State Claims Against HPM&B Client, A Maker of MRI Machines, Are Dismissed Under the Federal Preemption Doctrine

Interpreting the Supreme Court’s 2008 decision in Riegel v. Medtronic, Inc., a Westchester County judge has dismissed claims sounding in  negligence and product liability following plaintiffs’ decedent’s death from injuries he sustained while undergoing a Magnetic Resonance Imaging (“MRI”) test. 
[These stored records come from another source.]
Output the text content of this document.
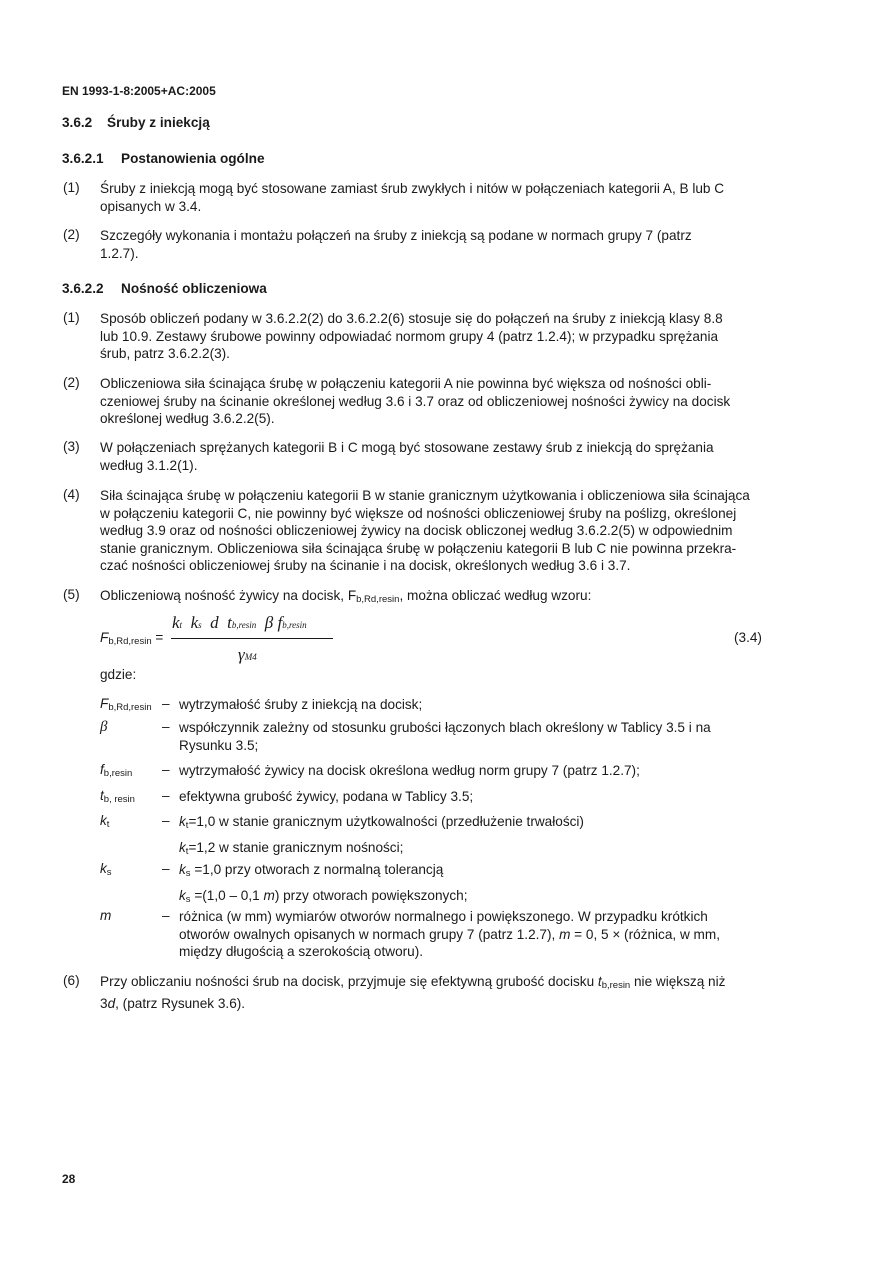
EN 1993-1-8:2005+AC:2005
3.6.2 Śruby z iniekcją
3.6.2.1 Postanowienia ogólne
(1) Śruby z iniekcją mogą być stosowane zamiast śrub zwykłych i nitów w połączeniach kategorii A, B lub C
opisanych w 3.4.
(2) Szczegóły wykonania i montażu połączeń na śruby z iniekcją są podane w normach grupy 7 (patrz
1.2.7).
3.6.2.2 Nośność obliczeniowa
(1) Sposób obliczeń podany w 3.6.2.2(2) do 3.6.2.2(6) stosuje się do połączeń na śruby z iniekcją klasy 8.8
lub 10.9. Zestawy śrubowe powinny odpowiadać normom grupy 4 (patrz 1.2.4); w przypadku sprężania
śrub, patrz 3.6.2.2(3).
(2) Obliczeniowa siła ścinająca śrubę w połączeniu kategorii A nie powinna być większa od nośności obli-
czeniowej śruby na ścinanie określonej według 3.6 i 3.7 oraz od obliczeniowej nośności żywicy na docisk
określonej według 3.6.2.2(5).
(3) W połączeniach sprężanych kategorii B i C mogą być stosowane zestawy śrub z iniekcją do sprężania
według 3.1.2(1).
(4) Siła ścinająca śrubę w połączeniu kategorii B w stanie granicznym użytkowania i obliczeniowa siła ścinająca
w połączeniu kategorii C, nie powinny być większe od nośności obliczeniowej śruby na poślizg, określonej
według 3.9 oraz od nośności obliczeniowej żywicy na docisk obliczonej według 3.6.2.2(5) w odpowiednim
stanie granicznym. Obliczeniowa siła ścinająca śrubę w połączeniu kategorii B lub C nie powinna przekra-
czać nośności obliczeniowej śruby na ścinanie i na docisk, określonych według 3.6 i 3.7.
(5) Obliczeniową nośność żywicy na docisk, $F_{b,Rd,resin}$, można obliczać według wzoru:
$F_{b,Rd,resin}$ =
kt ks d tb,resin β fb,resin
γM4
(3.4)
gdzie:
$F_{b,Rd,resin}$ – wytrzymałość śruby z iniekcją na docisk;
β	– współczynnik zależny od stosunku grubości łączonych blach określony w Tablicy 3.5 i na
Rysunku 3.5;
$f_{b,resin}$ – wytrzymałość żywicy na docisk określona według norm grupy 7 (patrz 1.2.7);
$t_{b, resin}$ – efektywna grubość żywicy, podana w Tablicy 3.5;
$k_t$	– $k_t=1,0$ w stanie granicznym użytkowalności (przedłużenie trwałości)
$k_t=1,2$ w stanie granicznym nośności;
$k_s$	– $k_s =1,0$ przy otworach z normalną tolerancją
$k_s =(1,0 - 0,1$ m) przy otworach powiększonych;
m	– różnica (w mm) wymiarów otworów normalnego i powiększonego. W przypadku krótkich
otworów owalnych opisanych w normach grupy 7 (patrz 1.2.7), m = 0, 5 × (różnica, w mm,
między długością a szerokością otworu).
(6) Przy obliczaniu nośności śrub na docisk, przyjmuje się efektywną grubość docisku $t_{b,resin}$ nie większą niż
3d, (patrz Rysunek 3.6).
28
In Colombini v. Westchester County Health Care Corporation, HPM&B’s client was sued under theories of defective design, breach of warranty, and failure to warn for allegedly contributing to the unsafe environment which allowed a ferrous-containing oxygen tank to be drawn into the MRI machine’s powerful magnet.  The tank struck and fatally injured plaintiffs’ decedent.  The maker provided ample warnings about this specific inherent danger but it did not maintain day-to-day control over the MRI site.

Following Riegel, in which the Supreme Court held that such state tort claims are preempted under the federal 1976 Medical Device Amendments to the Food, Drug and Cosmetic Act, the court awarded summary judgment to HPM&B’s client because the MRI machine was the subject of pre-market approval by the Food and Drug Administration.

The court extended Riegel’s holding to products, like the MRI machine at issue, that have been reclassified as Class II devices and thus subject to less stringent FDA oversight following premarket approval.  The court held that once a device has entered the market as an approved Class III device, having undergone the rigorous FDA premarket approval process, state tort claims are preempted by the federal Medical Device Amendments regardless of its subsequent reclassification.